Riforma Nordio, per l’Anm così i pm sono sotto l’esecutivo. Ma il messaggio non è ancora arrivato a FdI
Li avevamo lasciati a gennaio, durante l’inaugurazione dell’Anno giudiziario delle Corti d’Appello, con la coccarda tricolore appuntata sul petto e la Costituzione in mano, per rivendicare la loro contrarietà alla riforma della Giustizia fortemente voluta dal governo Meloni proprio negli stessi giorni nei quali arrivava il primo sì a Montecitorio alla separazione delle carriere tra magistrati requirenti e giudicanti. Li abbiamo poi ritrovati a fine febbraio a Roma davanti alla Cassazione per scioperare “in difesa della Costituzione”, tant’è che lo stesso presidente dell’Associazione nazionale magistrati, Cesare Parodi, in quell’occasione esprime preoccupazione per il rischio che la riforma possa ridurre l’autonomia del pubblico ministero, rendendolo più esposto a “pressioni esterne” compromettendo così l’indipendenza della magistratura. Chiarissimo.
Nel frattempo l’iter parlamentare del Ddl costituzionale continua: arriviamo a giugno, la sinistra è più che mai sul piede di guerra e i magistrati – ça va sans dire – pure. Il 10 giugno, una settimana prima dell’approdo in Aula al Senato, le toghe si ritrovano per un altro sit-in sulla scalinata di ingresso del Palazzo di Giustizia di Milano e anche stavolta il pensiero di Parodi è lapalissiano: “La separazione delle carriere è il tema più delicato e più complesso perché la riforma per come è oggi, anche se non ha una previsione espressa di sottoposizione all’esecutivo, indebolisce fortemente quello che è il ruolo della magistratura e la sua indipendenza”.
Attenzione alla frase: “Anche se non ha una previsione espressa di sottoposizione all’esecutivo” perché è evidente che in nessun articolo o comma del Ddl mai il ministro Nordio avrebbe potuto (o voluto) inserire una previsione del genere – né celata né manifesta – e certamente non è questa la ratio che ha spinto l’esecutivo a portare avanti una riforma attesa da decenni. Semmai la volontà è quella di giungere ad un’effettiva terzietà del giudice e limitare lo strapotere delle correnti. Ma Parodi, legittimamente, ha un’altra opinione. Così ieri in un’intervista ad Avvenire: “C’è il rischio che alla lunga, il pm finisca sotto il cappello dell’esecutivo. Nel complesso, ci pare che il ddl miri soltanto a ridimensionare il potere giudiziario in modo significativo e, devo dire, particolarmente avvilente”.
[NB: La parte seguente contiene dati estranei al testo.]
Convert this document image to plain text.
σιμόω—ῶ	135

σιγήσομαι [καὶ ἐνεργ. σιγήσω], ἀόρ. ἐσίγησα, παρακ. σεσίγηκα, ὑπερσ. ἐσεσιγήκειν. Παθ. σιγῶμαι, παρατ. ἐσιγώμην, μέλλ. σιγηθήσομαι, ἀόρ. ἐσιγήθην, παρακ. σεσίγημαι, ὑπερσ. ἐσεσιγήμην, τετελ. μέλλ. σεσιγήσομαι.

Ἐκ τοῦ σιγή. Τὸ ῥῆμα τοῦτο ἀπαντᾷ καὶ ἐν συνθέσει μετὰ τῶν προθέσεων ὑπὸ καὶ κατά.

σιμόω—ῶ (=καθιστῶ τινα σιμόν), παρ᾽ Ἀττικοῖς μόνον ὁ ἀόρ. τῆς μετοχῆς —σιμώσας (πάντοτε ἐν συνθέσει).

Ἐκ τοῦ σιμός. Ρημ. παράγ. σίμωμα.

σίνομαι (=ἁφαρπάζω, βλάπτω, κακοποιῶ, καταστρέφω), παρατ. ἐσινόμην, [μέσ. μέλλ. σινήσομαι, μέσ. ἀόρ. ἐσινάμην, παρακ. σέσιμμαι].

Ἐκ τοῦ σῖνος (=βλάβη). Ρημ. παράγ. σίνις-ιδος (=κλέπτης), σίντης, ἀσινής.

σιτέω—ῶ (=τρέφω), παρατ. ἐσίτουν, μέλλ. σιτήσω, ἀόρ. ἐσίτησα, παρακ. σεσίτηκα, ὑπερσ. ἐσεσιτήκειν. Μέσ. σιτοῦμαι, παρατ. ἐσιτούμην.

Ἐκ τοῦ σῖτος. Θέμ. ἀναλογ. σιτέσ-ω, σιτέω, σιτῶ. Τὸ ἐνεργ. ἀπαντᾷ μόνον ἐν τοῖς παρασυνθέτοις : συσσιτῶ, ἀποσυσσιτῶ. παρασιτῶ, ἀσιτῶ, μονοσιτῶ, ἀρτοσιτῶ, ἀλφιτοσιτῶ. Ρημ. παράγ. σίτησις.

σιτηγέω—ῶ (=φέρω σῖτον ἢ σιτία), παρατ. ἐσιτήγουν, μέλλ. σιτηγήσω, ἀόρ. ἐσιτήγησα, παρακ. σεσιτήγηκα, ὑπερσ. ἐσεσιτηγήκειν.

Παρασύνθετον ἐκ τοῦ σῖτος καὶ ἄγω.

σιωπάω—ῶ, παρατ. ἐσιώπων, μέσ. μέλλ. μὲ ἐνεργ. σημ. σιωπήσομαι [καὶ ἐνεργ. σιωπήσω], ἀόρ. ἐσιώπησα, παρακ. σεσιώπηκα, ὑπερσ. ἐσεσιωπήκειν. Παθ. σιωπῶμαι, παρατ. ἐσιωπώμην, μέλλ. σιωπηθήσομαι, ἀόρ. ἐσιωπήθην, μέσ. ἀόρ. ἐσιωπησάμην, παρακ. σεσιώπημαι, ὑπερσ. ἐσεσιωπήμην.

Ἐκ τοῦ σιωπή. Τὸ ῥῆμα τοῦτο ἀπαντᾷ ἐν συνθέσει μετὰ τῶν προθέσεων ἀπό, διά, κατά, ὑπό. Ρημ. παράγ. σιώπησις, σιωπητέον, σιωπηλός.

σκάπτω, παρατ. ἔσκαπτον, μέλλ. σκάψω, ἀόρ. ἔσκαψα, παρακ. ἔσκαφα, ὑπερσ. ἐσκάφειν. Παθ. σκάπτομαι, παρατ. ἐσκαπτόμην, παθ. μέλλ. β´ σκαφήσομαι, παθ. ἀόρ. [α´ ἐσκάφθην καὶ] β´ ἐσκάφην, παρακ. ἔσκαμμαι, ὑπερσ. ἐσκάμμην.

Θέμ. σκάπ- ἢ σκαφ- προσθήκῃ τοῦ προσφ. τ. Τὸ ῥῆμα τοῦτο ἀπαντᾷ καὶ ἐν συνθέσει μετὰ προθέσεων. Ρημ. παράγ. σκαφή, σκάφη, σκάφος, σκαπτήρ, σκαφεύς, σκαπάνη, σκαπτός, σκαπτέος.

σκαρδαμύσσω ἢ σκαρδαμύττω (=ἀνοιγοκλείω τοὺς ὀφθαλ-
Appare dunque quanto mai anomalo che il giorno prima – quindi il 18 giugno – in Aula il senatore di Fratelli d’Italia Andrea De Priamo avesse dichiarato: “Smentiamo seccamente il falso argomento pretestuoso, ripetuto in commissione dalle opposizioni, secondo cui questa riforma assoggetterebbe il pm al potere dell’esecutivo. Falso argomento al quale non si è associato il presidente dell’Anm Parodi, che pur essendo contrario alla riforma, ha riconosciuto che questo assoggettamento non è previsto”.
Intesa mancata? In un convegno organizzato il 14 giugno, nel quale fra i relatori figuravano lo stesso Parodi, il ministro Nordio e l’ex magistrato (ed ex esponente Pci poi Ds poi Pd) Luciano Violante – che da settembre approderà in Rai nel programma Bellamà per curare uno spazio settimanale nel quale proporrà lezioni di educazione civica – ha invitato le parti “ad evitare contrapposizioni tra i poteri dello Stato e a favorire un riequilibrio costruttivo”. Ma le posizioni dell’Anm e della sua (ex?) area di appartenenza sono chiare: al momento in dissenso con la linea ufficiale di opposizione dura e pura dettata da Elly Schlein si sono alzate solo le voci di Goffredo Bettini e di Pierferdinando Casini. Un po’ pochino. Tocca lavorarci di più.